In this section, as shown in Figure 12, we explore the significance of the jump number p in the model. The values of p will be sequentially set to 1, 2, 3, and 4. Subsequently, we will compare the model’s ACC and the AUC on the ABIDE dataset to ascertain the most suitable jump number.

Upon thorough examination of the ABIDE I and ABIDE II datasets, it has become apparent that the model’s accuracy and AUC were maximized when the value of p was set to 2. This observation implies the presence of an optimal p that enables the model to effectively retain temporal information, thus enhancing classification performance.
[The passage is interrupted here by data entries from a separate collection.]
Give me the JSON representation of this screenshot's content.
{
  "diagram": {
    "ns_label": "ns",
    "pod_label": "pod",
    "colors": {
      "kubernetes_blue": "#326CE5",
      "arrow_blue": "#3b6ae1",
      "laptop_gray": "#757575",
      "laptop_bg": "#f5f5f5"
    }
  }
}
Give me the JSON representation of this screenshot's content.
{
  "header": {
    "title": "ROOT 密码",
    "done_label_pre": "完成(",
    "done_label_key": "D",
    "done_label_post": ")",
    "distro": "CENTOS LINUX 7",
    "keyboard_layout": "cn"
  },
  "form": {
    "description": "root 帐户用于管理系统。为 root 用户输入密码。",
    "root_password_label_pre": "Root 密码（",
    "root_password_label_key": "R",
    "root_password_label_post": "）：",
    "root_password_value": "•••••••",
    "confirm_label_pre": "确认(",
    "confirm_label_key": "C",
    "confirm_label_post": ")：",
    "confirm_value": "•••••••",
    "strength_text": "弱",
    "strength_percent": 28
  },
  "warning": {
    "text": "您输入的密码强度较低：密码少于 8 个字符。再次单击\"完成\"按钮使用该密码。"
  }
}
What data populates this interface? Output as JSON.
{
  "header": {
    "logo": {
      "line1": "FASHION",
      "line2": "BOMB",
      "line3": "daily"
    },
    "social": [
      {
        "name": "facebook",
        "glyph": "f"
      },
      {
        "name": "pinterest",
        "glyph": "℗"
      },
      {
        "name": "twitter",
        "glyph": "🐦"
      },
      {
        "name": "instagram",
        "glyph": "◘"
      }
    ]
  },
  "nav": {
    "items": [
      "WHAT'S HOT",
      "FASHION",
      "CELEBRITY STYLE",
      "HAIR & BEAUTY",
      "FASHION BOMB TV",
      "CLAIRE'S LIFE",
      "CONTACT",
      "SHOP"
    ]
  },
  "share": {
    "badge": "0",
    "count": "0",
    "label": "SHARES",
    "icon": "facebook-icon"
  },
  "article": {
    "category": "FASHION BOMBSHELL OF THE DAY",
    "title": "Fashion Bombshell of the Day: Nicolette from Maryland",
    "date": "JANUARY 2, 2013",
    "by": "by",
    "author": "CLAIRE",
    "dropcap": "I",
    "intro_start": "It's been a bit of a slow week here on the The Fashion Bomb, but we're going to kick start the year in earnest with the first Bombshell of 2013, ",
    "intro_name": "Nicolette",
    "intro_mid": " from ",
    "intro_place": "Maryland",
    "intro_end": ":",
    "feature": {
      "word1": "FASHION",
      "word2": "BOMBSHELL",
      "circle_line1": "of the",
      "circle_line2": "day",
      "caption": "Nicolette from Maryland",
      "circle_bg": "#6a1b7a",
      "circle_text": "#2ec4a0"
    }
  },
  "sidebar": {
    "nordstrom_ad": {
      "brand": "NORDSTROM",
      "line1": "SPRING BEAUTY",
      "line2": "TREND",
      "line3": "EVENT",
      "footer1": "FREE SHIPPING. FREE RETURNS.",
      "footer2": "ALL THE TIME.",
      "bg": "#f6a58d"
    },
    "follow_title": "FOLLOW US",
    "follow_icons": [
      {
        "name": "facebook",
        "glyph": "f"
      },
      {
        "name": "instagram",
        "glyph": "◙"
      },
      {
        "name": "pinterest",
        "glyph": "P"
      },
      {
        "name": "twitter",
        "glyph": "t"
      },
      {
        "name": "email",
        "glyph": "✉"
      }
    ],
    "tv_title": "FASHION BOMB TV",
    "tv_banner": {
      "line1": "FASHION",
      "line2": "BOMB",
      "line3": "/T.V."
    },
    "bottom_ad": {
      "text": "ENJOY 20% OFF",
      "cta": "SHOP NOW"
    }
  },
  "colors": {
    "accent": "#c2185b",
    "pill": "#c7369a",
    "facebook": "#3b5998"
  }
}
A diminutive p may impede the model’s capacity to sufficiently capture temporal dynamics in the DFC, resulting in inadequate information extraction. Conversely, an elevated p may introduce extraneous noise or redundant information, consequently precipitating a decline in performance. Significantly, an excessively high p-value augments the number of graph convolution layers in the model, potentially leading to over-smoothing.

In this section, we delved into two crucial parameters of the sliding window method for calculating DFC: window size L and window step. To comprehensively assess the impact of these parameters on model performance, we will explore different parameter combinations in empirical studies. Specifically, we will set the value range of window size L to [40, 50, 60] and the value range of window step to [10, 20, 30].

As portrayed in Figure 13, the choice of window size and step significantly impacts the performance of the model during the DFC construction process. Notably, when the window size is set to 40 and the window step is 10, the model achieves the highest accuracy for both ABIDE I and ABIDE II datasets. This outcome is attributed to the combined effect of window size and step on the receptive field’s size in the DFC, as well as the retention of information over time. An appropriate window size enables the model to capture ample contextual information, while a window that is too small may result in an inadequate representation of data dynamics. Furthermore, the selection of the window step is also pivotal, as a suitable displacement can ensure effective feature extraction at various time scales, while an excessively large displacement may lead to information loss and impact the model’s classification performance.

4. Conclusions

In this paper, we provide an exhaustive description of the GNN-LSTM model, which combines GNN with LSTM for feature extraction from DFC. Our experiments on the ABIDE dataset demonstrate the effectiveness of the dynamic graph pooling operation, DG-Pool, in aggregating functional connectivity information on time series. Additionally, the model’s use of jump connections enables it to handle correlation information between FCs at different time scales, thereby enhancing its performance. The experimental results show that the model accurately captures complex patterns in DFC and distinguishes brain network pattern transitions between ASD and HC. This model serves as a valuable reference for understanding the brain network mechanism of ASD and offers new perspectives and tools for neuroscience research, as well as the development of early diagnosis and intervention strategies for related diseases.

However, there is still potential for improvement in the methodology of this paper. The pathogenesis of brain diseases such as ASD typically involves the joint influence of multiple factors, yet we only analyzed fMRI data without considering the influence of other factors such as genetics. In future studies, integrating data from more modalities, such as genetics, physiology, and environmental factors, can comprehensively analyze the causes of autism, revealing more complex pathogenesis and improving diagnostic accuracy. This approach will help in developing more effective computer-assisted diagnostic methods and improving the quality of life for patients.